Tradicionalmente, este fruto tem de passar por diversas fases antes de dar origem ao chocolate que todos conhecemos: as vagens de cacau são colhidas, abertas e fermentadas em casca de banana durante vários dias, ficando a secar ao sol até à altura de assar os grãos, o que lhes garante o sabor. 
 
Porém, muitos dos seus benefícios – em particular, os associados aos polifenóis, antioxidantes bons para a saúde – perdem-se durante este processo, razão pela qual os investigadores da Universidade do Gana se dedicaram a desenvolver um novo método que permitisse, por um lado, preservar estes polifenóis e, por outro, garantir o melhor sabor possível.
 
“Decidimos introduzir, neste processo, uma nova fase de armazenamento dos grãos, que acontece antes de estes serem fermentados, de forma a perceber se a alteração teria efeitos em termos da riqueza em polifenóis”, explica, em comunicado, Emmanuel Ohene Afoawkwa, investigador daquela universidade, acrescentando que a equipa investigou, também, as consequências de assar os grãos de cacau, que ainda não eram conhecidas.
 
A equipa dividiu 300 vagens de cacau em quatro grupos: parte delas não foi armazenada, ao passo que outras estiveram em armazém durante três, sete ou 10 dias antes do processamento, sendo, depois, submetidas à fermentação e à secagem normais.
 
Os investigadores recolheram ainda amostras de cada um dos grupos de vagens, assando os grãos à mesma temperatura durante diferentes períodos de tempo e constatando que prolongar o processo e assar os grãos mais lentamente (durante cerca de 45 minutos em vez de 10 a 20, como é costume) aumenta a atividade dos antioxidantes. 
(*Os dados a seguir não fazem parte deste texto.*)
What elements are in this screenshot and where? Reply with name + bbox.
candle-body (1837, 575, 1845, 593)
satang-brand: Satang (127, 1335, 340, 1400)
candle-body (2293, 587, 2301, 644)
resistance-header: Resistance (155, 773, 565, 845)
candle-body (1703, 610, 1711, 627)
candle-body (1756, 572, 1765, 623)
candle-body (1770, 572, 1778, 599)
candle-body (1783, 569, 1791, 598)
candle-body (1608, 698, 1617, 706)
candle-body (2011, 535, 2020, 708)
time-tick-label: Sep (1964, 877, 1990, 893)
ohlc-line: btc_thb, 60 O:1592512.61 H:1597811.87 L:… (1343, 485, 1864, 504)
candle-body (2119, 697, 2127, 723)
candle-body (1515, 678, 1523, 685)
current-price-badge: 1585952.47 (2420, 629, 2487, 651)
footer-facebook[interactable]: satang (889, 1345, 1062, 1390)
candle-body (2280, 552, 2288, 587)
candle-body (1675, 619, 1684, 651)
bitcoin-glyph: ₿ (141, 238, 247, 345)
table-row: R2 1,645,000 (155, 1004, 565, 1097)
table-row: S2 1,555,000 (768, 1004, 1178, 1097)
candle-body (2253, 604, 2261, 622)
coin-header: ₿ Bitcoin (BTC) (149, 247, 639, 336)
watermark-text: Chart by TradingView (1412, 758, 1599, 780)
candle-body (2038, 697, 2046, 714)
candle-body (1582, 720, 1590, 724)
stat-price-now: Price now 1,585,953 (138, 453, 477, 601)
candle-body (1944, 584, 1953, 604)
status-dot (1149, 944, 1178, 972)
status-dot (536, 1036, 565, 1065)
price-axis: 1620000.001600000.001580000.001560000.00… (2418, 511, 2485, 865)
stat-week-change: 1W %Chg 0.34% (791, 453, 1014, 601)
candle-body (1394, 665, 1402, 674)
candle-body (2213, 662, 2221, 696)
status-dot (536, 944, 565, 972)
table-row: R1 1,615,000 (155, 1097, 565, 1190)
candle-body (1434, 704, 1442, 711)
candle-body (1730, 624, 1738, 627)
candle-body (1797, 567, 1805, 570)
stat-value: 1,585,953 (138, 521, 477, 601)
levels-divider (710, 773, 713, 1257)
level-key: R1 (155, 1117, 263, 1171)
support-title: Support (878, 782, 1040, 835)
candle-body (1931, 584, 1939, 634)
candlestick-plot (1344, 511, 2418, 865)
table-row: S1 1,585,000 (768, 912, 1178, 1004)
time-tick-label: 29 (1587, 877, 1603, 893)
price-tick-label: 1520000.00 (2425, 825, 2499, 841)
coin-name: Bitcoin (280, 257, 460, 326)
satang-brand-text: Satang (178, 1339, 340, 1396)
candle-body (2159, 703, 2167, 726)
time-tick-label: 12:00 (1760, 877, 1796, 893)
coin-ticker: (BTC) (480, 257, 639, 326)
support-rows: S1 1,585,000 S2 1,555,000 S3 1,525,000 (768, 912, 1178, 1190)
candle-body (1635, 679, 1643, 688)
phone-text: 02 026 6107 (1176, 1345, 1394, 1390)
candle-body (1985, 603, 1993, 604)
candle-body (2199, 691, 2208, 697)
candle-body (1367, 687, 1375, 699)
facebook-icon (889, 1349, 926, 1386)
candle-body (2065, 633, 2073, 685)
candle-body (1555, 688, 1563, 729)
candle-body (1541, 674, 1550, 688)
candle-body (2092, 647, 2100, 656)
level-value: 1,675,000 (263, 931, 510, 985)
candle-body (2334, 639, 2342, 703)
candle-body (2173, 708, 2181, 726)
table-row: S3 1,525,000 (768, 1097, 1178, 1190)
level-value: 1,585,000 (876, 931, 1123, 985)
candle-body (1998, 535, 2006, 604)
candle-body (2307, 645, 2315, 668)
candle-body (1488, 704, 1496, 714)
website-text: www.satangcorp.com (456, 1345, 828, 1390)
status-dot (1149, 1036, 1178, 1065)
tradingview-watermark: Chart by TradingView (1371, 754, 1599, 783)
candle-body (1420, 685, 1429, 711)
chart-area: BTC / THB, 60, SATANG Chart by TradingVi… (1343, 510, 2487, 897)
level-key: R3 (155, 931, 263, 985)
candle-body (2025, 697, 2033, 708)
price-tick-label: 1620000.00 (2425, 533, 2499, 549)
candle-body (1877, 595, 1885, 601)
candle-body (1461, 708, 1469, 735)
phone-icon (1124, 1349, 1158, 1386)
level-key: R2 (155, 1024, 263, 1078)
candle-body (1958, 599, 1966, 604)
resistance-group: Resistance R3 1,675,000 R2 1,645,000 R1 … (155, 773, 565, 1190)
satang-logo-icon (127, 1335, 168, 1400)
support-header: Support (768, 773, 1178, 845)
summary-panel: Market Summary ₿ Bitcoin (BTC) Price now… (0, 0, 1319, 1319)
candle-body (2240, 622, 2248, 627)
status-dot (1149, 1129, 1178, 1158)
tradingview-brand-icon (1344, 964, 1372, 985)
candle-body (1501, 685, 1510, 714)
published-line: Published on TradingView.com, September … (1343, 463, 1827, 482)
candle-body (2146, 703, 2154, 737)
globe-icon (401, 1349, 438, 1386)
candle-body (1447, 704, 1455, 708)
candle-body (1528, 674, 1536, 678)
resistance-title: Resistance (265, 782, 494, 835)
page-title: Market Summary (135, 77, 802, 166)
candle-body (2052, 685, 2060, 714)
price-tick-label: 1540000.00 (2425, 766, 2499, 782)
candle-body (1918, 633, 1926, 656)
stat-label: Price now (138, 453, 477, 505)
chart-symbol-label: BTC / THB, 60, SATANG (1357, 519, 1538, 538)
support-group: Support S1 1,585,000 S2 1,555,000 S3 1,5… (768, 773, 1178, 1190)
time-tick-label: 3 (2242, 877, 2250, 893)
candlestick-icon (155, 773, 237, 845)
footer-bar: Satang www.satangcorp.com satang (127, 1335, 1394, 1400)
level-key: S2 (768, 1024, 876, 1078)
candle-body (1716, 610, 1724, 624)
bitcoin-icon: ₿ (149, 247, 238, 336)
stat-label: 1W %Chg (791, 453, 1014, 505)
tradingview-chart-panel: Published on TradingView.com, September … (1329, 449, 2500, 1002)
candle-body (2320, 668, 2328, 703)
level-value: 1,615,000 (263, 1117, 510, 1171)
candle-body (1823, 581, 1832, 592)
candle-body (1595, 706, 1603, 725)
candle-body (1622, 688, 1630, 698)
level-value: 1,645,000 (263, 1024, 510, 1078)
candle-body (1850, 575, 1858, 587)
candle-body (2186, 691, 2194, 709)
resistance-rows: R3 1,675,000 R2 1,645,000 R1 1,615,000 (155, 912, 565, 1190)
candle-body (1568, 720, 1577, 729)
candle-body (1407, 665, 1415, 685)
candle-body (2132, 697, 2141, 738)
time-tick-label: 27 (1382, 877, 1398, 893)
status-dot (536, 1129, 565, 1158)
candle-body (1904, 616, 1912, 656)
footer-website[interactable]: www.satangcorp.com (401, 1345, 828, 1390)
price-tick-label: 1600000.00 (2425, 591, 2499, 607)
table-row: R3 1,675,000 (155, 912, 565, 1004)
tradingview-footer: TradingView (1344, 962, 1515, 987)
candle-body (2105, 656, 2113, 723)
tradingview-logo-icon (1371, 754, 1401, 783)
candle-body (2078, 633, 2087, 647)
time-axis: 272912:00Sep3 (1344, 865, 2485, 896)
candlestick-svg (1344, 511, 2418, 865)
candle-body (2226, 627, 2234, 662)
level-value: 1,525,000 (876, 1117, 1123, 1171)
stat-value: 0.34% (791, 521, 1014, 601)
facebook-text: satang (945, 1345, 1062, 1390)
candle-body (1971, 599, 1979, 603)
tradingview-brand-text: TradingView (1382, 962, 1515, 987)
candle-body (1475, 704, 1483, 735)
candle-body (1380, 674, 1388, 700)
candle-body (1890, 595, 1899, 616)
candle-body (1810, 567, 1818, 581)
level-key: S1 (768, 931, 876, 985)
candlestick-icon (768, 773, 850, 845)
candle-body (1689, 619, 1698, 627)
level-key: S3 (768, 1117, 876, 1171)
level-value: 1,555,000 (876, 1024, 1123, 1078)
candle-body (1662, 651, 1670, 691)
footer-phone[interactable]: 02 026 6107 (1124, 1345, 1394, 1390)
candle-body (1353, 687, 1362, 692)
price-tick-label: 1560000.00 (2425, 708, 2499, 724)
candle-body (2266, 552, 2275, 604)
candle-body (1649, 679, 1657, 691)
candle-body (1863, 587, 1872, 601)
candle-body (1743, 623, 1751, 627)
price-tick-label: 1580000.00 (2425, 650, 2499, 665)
Técnica resultou em chocolate mais saboroso e antioxidante
 

De acordo com a equipa, que apresentou o estudo a semana passada durante a 249.ª Conferência Anual da Sociedade Americana de Química, nos EUA, os grãos armazenados durante mais tempo e assados durante 45 minutos mantiveram uma maior quantidade de polifenóis e de atividade antioxidante do que os que não estiveram guardados antes da fermentação.
 
Segundo Afoakwa, tal deve-se, “provavelmente, ao facto de o processo ter permitido que a polpa doce que envolve os grãos dentro da vagem alterasse os seus constituintes químicos e biofísicos antes da fermentação”, o que a melhorou, intensificando “a capacidade antioxidante dos grãos, bem como o sabor”. 
 
Para o cientista, a nova técnica poderá ser particularmente útil nos países produtores de cacau da América Latina e do Sudeste Asiático, onde os grãos tendem a ter um sabor mais fraco a chocolate e menor riqueza em termos de polifenóis.